Having found misconduct, we now turn to the issue of appropriate sanction. In that
assessment, we look at the respondent's state of mind, the duty violated, actual or potential
injury to the client, the duty of this Court to preserve the integrity of the profession, the risk
to the public, and mitigating and aggravating circumstances. Matter of Cox, 662 N.E.2d 635
(Ind. 1996).
As to the misconduct in Count I, the respondent exacerbated his mistake of
missing his client's hearing by later filing a grossly inadequate motion for relief from the
judgment.
By so doing, he wasted the trial court's time and likely instilled false hope in his
client. He prejudiced his client in Count II by failing to turn over case file materials so that
the client could effectively pursue legal relief with substitute counsel. In Count III, the
respondent admitted purposely to commingling his own funds with those of his client.
Although the respondent professed good intentions (that is, to protect the trust account
balance in the face of a tax levy), it is likely that the very act of his commingling further
exposed the account to attachment by creditors. We are also troubled by the hearing
officer's finding that the respondent failed to express remorse for his actions.
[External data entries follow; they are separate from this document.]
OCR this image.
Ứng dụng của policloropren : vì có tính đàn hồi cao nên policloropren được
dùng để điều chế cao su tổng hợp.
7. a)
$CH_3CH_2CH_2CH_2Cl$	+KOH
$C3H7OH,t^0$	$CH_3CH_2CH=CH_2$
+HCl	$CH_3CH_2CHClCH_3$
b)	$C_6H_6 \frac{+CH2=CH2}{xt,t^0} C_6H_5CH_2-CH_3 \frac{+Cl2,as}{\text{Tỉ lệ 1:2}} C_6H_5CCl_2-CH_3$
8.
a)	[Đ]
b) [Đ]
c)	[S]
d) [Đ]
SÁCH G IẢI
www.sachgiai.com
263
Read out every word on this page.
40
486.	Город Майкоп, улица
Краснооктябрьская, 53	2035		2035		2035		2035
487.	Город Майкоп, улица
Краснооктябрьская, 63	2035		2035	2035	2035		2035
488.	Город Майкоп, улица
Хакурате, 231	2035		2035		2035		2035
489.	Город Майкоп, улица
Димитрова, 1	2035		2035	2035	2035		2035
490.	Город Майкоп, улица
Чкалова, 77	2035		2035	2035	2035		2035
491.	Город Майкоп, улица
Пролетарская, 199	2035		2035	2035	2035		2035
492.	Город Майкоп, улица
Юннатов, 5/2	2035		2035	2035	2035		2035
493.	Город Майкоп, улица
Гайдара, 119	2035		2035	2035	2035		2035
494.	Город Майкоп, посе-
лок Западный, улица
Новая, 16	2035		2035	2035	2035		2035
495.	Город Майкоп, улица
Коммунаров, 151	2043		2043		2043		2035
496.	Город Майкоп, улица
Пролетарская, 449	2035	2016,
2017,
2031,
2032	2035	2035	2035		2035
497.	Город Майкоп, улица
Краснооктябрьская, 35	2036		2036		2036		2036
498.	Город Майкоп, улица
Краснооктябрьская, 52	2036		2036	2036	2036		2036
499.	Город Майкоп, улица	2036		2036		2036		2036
Given his
continued nonappreciation of the wrongfulness of his actions and the prejudice and
inconvenience they inflicted on his clients, we conclude that a significant period of
suspension is warranted.
It is, therefore, ordered that the respondent, Joseph A. Blumberg, be suspended from
the practice of law for a period of not less than six (6) months, beginning July 6, 1998, at the
conclusion of which he may petition this Court for reinstatement to the practice of law,
provided he pays the costs of this proceeding and otherwise satisfies the requirements for
reinstatement contained in Ind.Admission and Discipline Rule 23.
The clerk of this Court is directed to provide notice of this order in accordance with
Admis.Disc.R. 23(3)(d) and to provide the clerk of the United States Court of Appeals for
the Seventh Circuit, the clerk of each of the Federal District Courts in this state, and the clerk
of the United States Bankruptcy Court in this state with the last known address of respondent
as reflected in the records of the clerk.
Upon termination of representation, a lawyer shall take steps to the extent reasonably practicable to protect a client's interests, such as giving reasonable notice to the client, allowing time for employment of other counsel, surrendering papers and property to which the client is entitled and refunding any advance payment of fee that has not been earned. The lawyer may retain papers relating to the client to the extent permitted by other law.
A lawyer shall hold property of clients or third persons that is in a lawyer's possession in connection with a representation separate from the lawyer's own property. Funds shall be kept in a separate account maintained in the state where the lawyer's office is situated, or elsewhere with the consent of the client or third person. Other property shall be identified as such and appropriately safeguarded. Complete records of such account funds and other property shall be kept by the lawyer and shall be preserved for a period of five years after termination of the representation.